In [2]:
# Importando bibliotecas
from pyspark.sql import SparkSession
from pyspark.sql.types import StructType, StructField, StringType, IntegerType
import os
from warnings import filterwarnings
filterwarnings("ignore")

# Criando sessão Spark
spark = (
    SparkSession
    .builder
    .appName("art11")
    .getOrCreate()
)

# Definindo variáveis de diretório
home_path = os.path.expanduser('~')
data_path = os.path.join(home_path, 'dev/panini-tech-lab/data/flights-data/summary-data/csv/2015-summary.csv')

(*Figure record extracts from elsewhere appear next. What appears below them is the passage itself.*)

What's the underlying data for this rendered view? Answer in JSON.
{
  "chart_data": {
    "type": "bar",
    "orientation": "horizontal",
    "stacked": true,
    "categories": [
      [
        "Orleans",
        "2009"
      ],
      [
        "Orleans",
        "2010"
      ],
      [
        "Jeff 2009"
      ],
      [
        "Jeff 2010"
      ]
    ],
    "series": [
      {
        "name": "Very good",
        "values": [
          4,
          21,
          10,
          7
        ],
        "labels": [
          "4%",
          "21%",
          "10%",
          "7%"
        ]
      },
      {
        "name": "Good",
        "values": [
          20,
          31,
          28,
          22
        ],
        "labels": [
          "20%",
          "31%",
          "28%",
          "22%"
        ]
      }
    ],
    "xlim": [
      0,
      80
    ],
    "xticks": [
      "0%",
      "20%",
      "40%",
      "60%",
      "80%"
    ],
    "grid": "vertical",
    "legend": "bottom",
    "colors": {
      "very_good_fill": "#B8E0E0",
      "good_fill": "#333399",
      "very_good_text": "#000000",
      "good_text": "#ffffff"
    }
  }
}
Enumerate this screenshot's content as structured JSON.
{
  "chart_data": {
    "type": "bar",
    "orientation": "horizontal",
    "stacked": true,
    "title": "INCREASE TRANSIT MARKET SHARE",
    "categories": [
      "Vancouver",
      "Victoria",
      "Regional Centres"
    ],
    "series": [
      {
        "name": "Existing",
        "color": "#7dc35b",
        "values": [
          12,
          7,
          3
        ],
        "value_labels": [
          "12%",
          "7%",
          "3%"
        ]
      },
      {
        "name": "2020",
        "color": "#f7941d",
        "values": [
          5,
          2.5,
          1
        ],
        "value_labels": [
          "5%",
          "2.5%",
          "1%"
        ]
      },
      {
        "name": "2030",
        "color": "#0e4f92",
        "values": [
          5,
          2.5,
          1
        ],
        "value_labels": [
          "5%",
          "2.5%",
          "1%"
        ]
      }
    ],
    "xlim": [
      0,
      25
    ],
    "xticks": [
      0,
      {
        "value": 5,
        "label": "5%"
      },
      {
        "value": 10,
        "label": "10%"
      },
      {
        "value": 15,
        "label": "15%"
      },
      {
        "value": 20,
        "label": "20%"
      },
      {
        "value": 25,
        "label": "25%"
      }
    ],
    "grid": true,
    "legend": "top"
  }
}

# Definindo schema para o arquivo CSV a ser lido
data_schema = StructType([
    StructField("DEST_COUNTRY_NAME", StringType(), nullable=True, metadata={"description": "País de destino dos vôos contabilizados"}),
    StructField("ORIGIN_COUNTRY_NAME", StringType(), nullable=True, metadata={"description": "País de origem dos vôos contabilizados"}),
    StructField("count", IntegerType(), nullable=True, metadata={"description": "Contagem total de vôos entre os países de origem e de destino do registro"})
])

# Realizando a leitura dos dados
df = (
    spark.read.format("csv")
    .schema(data_schema)
    .option("header", "true")
    .load(data_path)
)

# Criando tabela temporária
df.createOrReplaceTempView("tbl_flights")

# Verificando amostra dos dados
df.printSchema()
df.show(5)

root
 |-- DEST_COUNTRY_NAME: string (nullable = true)
 |-- ORIGIN_COUNTRY_NAME: string (nullable = true)
 |-- count: integer (nullable = true)

+-----------------+-------------------+-----+
|DEST_COUNTRY_NAME|ORIGIN_COUNTRY_NAME|count|
+-----------------+-------------------+-----+
|    United States|            Romania|   15|
|    United States|            Croatia|    1|
|    United States|            Ireland|  344|
|            Egypt|      United States|   15|
|    United States|              India|   62|
+-----------------+-------------------+-----+
only showing top 5 rows



In [22]:
# Importando funções
from pyspark.sql.functions import lit, col, expr

# Criando literais em consultas
df_lit = df.select(
    col("*"),
    lit(1).alias("lit_one"),
    expr("2 as lit_two"),
    lit("str").alias("lit_str"),
    expr("'str_expr' AS lit_str_expr")
)

# Verificando schema
df_lit.printSchema()
df_lit.show(5)

root
 |-- DEST_COUNTRY_NAME: string (nullable = true)
 |-- ORIGIN_COUNTRY_NAME: string (nullable = true)
 |-- count: integer (nullable = true)
 |-- lit_one: integer (nullable = false)
 |-- lit_two: integer (nullable = false)
 |-- lit_str: string (nullable = false)
 |-- lit_str_expr: string (nullable = false)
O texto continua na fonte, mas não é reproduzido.